Rick Santorum – Solid Performance, But Overshadowed
Once again, Santorum delivered another solid debate performance. In a field of candidates that lacks another true social conservative with a history of results, Santorum has plenty of room to grow. During the debate he was given the opportunity to question Romney’s pro-life conversion. It had to be tempting, but Santorum rightfully avoided CNN’s desire to create a controversy.
Santorum showed that he was a full spectrum conservative by displaying a depth of knowledge on a number of subjects. The past two debates have helped him gain credibility with voters in the early primary and caucus states, but he’s still looking for an opportunity to break through the field, which didn’t happen last night. That might not be all that bad. Mike Huckabee didn’t surge until the fall.

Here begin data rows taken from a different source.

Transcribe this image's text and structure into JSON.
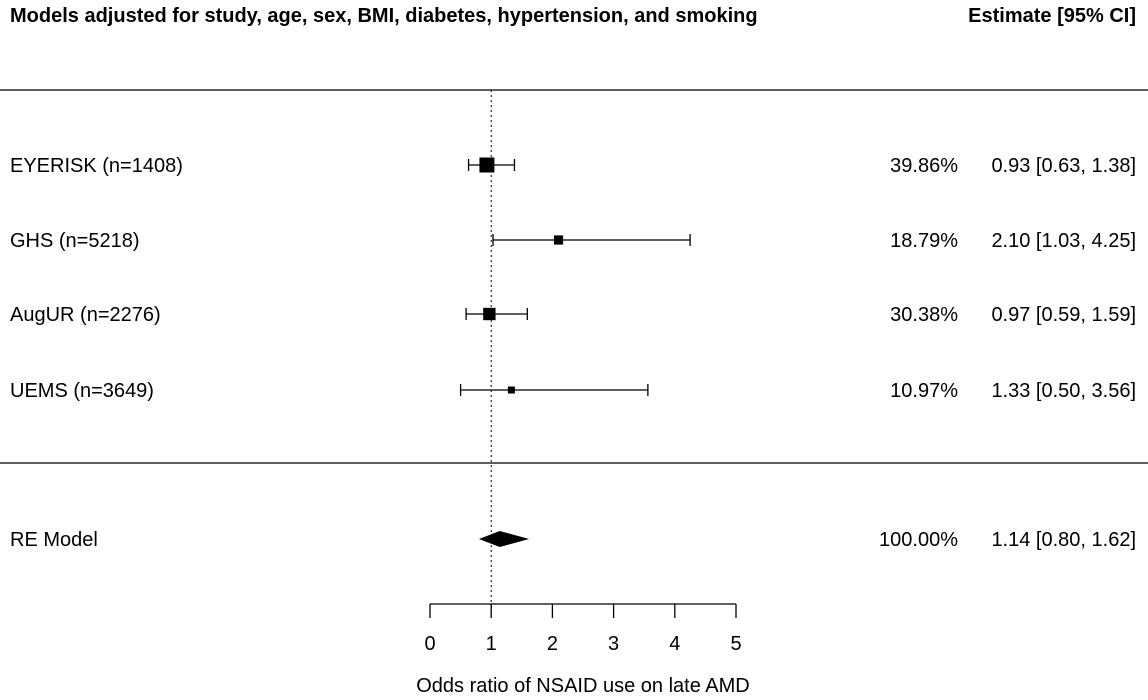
{
  "chart_data": {
    "type": "forest",
    "title": "Models adjusted for study, age, sex, BMI, diabetes, hypertension, and smoking",
    "estimate_header": "Estimate [95% CI]",
    "xlabel": "Odds ratio of NSAID use on late AMD",
    "xlim": [
      0,
      5
    ],
    "xticks": [
      0,
      1,
      2,
      3,
      4,
      5
    ],
    "reference_line": 1,
    "studies": [
      {
        "label": "EYERISK (n=1408)",
        "weight": "39.86%",
        "ci_text": "0.93 [0.63, 1.38]",
        "estimate": 0.93,
        "lower": 0.63,
        "upper": 1.38,
        "weight_value": 39.86
      },
      {
        "label": "GHS (n=5218)",
        "weight": "18.79%",
        "ci_text": "2.10 [1.03, 4.25]",
        "estimate": 2.1,
        "lower": 1.03,
        "upper": 4.25,
        "weight_value": 18.79
      },
      {
        "label": "AugUR (n=2276)",
        "weight": "30.38%",
        "ci_text": "0.97 [0.59, 1.59]",
        "estimate": 0.97,
        "lower": 0.59,
        "upper": 1.59,
        "weight_value": 30.38
      },
      {
        "label": "UEMS (n=3649)",
        "weight": "10.97%",
        "ci_text": "1.33 [0.50, 3.56]",
        "estimate": 1.33,
        "lower": 0.5,
        "upper": 3.56,
        "weight_value": 10.97
      }
    ],
    "summary": {
      "label": "RE Model",
      "weight": "100.00%",
      "ci_text": "1.14 [0.80, 1.62]",
      "estimate": 1.14,
      "lower": 0.8,
      "upper": 1.62
    }
  }
}
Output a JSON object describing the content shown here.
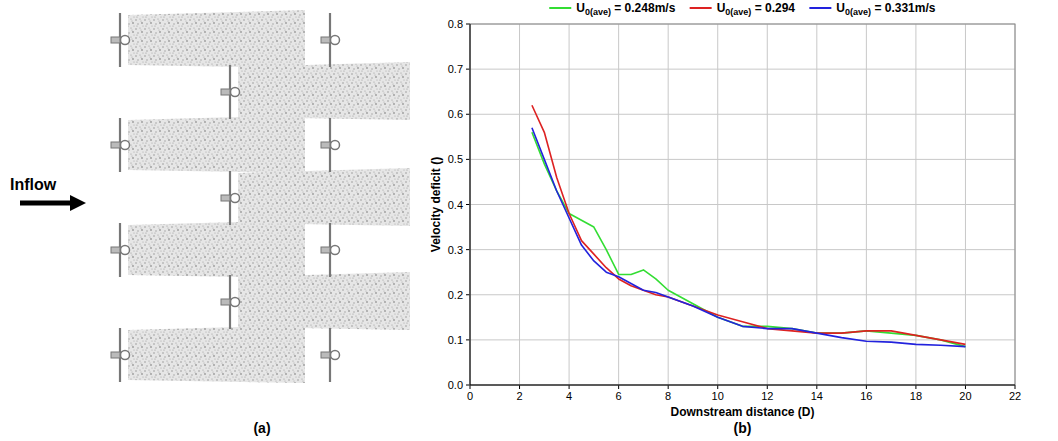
{
  "panel_labels": [
    "(a)",
    "(b)"
  ],
  "diagram": {
    "inflow_label": "Inflow"
  },
  "chart_data": {
    "type": "line",
    "x_label": "Downstream distance (D)",
    "y_label": "Velocity deficit ()",
    "x": [
      2.5,
      3,
      3.5,
      4,
      4.5,
      5,
      5.5,
      6,
      6.5,
      7,
      7.5,
      8,
      8.5,
      9,
      10,
      11,
      12,
      13,
      14,
      15,
      16,
      17,
      18,
      19,
      20
    ],
    "series": [
      {
        "name": "U0(ave) = 0.248m/s",
        "color": "#33dd33",
        "values": [
          0.56,
          0.49,
          0.43,
          0.38,
          0.365,
          0.35,
          0.3,
          0.245,
          0.245,
          0.255,
          0.235,
          0.21,
          0.195,
          0.18,
          0.15,
          0.13,
          0.13,
          0.125,
          0.115,
          0.115,
          0.12,
          0.115,
          0.11,
          0.1,
          0.085
        ]
      },
      {
        "name": "U0(ave) = 0.294",
        "color": "#dd2222",
        "values": [
          0.62,
          0.56,
          0.46,
          0.38,
          0.32,
          0.29,
          0.26,
          0.235,
          0.22,
          0.21,
          0.2,
          0.195,
          0.185,
          0.175,
          0.155,
          0.14,
          0.125,
          0.12,
          0.115,
          0.115,
          0.12,
          0.12,
          0.11,
          0.1,
          0.09
        ]
      },
      {
        "name": "U0(ave) = 0.331m/s",
        "color": "#2222dd",
        "values": [
          0.57,
          0.5,
          0.43,
          0.37,
          0.31,
          0.275,
          0.25,
          0.24,
          0.225,
          0.21,
          0.205,
          0.195,
          0.185,
          0.175,
          0.15,
          0.13,
          0.125,
          0.125,
          0.115,
          0.105,
          0.097,
          0.095,
          0.09,
          0.088,
          0.085
        ]
      }
    ],
    "xlim": [
      0,
      22
    ],
    "xticks": [
      0,
      2,
      4,
      6,
      8,
      10,
      12,
      14,
      16,
      18,
      20,
      22
    ],
    "ylim": [
      0,
      0.8
    ],
    "yticks": [
      {
        "value": 0,
        "label": "0.0"
      },
      0.1,
      0.2,
      0.3,
      0.4,
      0.5,
      0.6,
      0.7,
      0.8
    ],
    "grid": true,
    "legend": "top"
  }
}
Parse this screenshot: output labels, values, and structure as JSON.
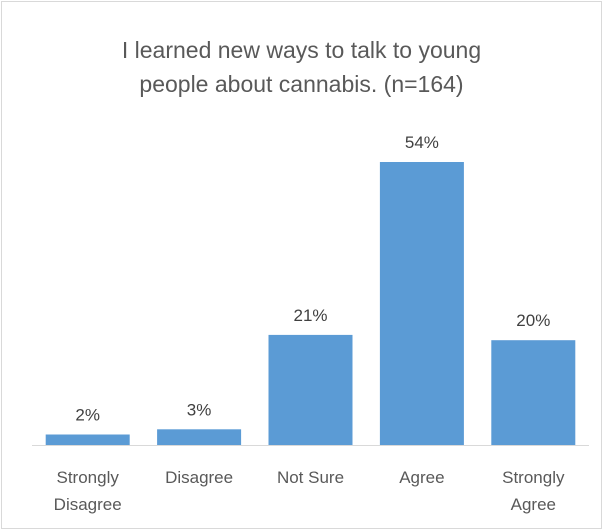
{
  "chart_data": {
    "type": "bar",
    "title_lines": [
      "I learned new ways to talk to young",
      "people about cannabis. (n=164)"
    ],
    "categories": [
      [
        "Strongly",
        "Disagree"
      ],
      [
        "Disagree"
      ],
      [
        "Not Sure"
      ],
      [
        "Agree"
      ],
      [
        "Strongly",
        "Agree"
      ]
    ],
    "values": [
      2,
      3,
      21,
      54,
      20
    ],
    "data_labels": [
      "2%",
      "3%",
      "21%",
      "54%",
      "20%"
    ],
    "ylim": [
      0,
      54
    ],
    "grid": false,
    "bar_color": "#5b9bd5"
  }
}
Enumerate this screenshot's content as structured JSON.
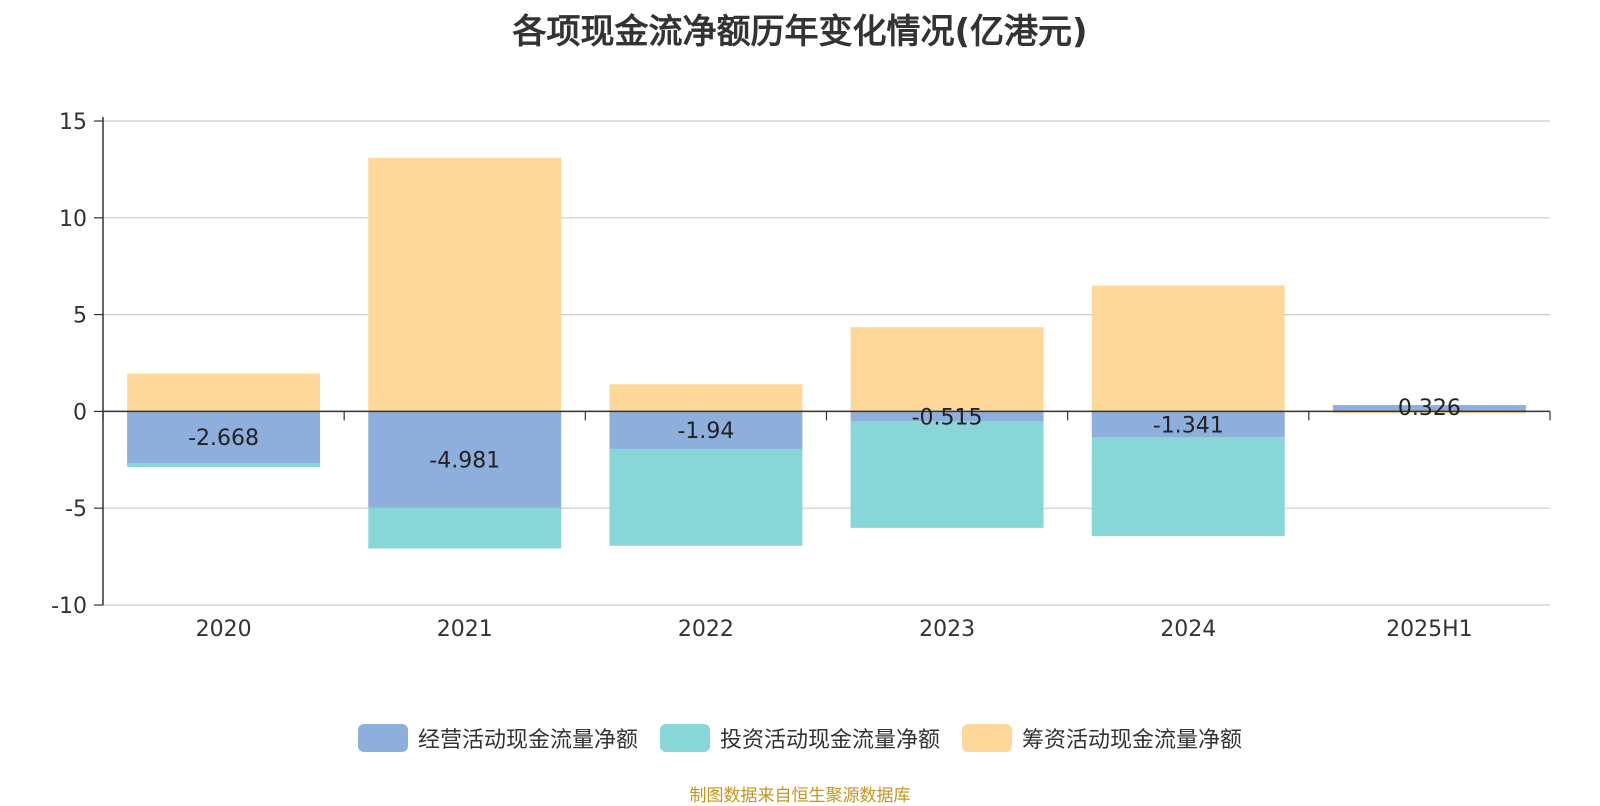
{
  "chart_data": {
    "type": "bar",
    "stacked": true,
    "title": "各项现金流净额历年变化情况(亿港元)",
    "categories": [
      "2020",
      "2021",
      "2022",
      "2023",
      "2024",
      "2025H1"
    ],
    "ylim": [
      -10,
      15
    ],
    "yticks": [
      15,
      10,
      5,
      0,
      -5,
      -10
    ],
    "grid": true,
    "legend_position": "bottom",
    "series": [
      {
        "name": "经营活动现金流量净额",
        "color": "#8eaedc",
        "values": [
          -2.668,
          -4.981,
          -1.94,
          -0.515,
          -1.341,
          0.326
        ],
        "labels": [
          "-2.668",
          "-4.981",
          "-1.94",
          "-0.515",
          "-1.341",
          "0.326"
        ]
      },
      {
        "name": "投资活动现金流量净额",
        "color": "#88d6d8",
        "values": [
          -0.2,
          -2.1,
          -5.0,
          -5.5,
          -5.1,
          0.0
        ]
      },
      {
        "name": "筹资活动现金流量净额",
        "color": "#fed899",
        "values": [
          1.95,
          13.1,
          1.4,
          4.35,
          6.5,
          -0.1
        ]
      }
    ]
  },
  "footer": {
    "source_note": "制图数据来自恒生聚源数据库"
  }
}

Ron Paul – The Rules Do Not Apply
Ron Paul plays by his own set of rules. He always has and always will. His debate performance was very Ron Paul like. About 60 percent of it was great, while the other 40 percent made me scratch my head. The good news for Paul is that he didn’t have to spend time defending his previous statements in support of legalizing marijuana or prostitution. Most of my disagreement with the Texas Congressman came during the foreign policy segment of the debate. However, I do think Paul had one of the best lines of the debate. As others said that they would listen to the advice from the professionals in the military before making major decisions, Paul said, “I wouldn’t wait for my generals. I’m the commander in chief.” Good point. He seemed to be the only one on the state willing to use the entire power of the presidency to institute his policies.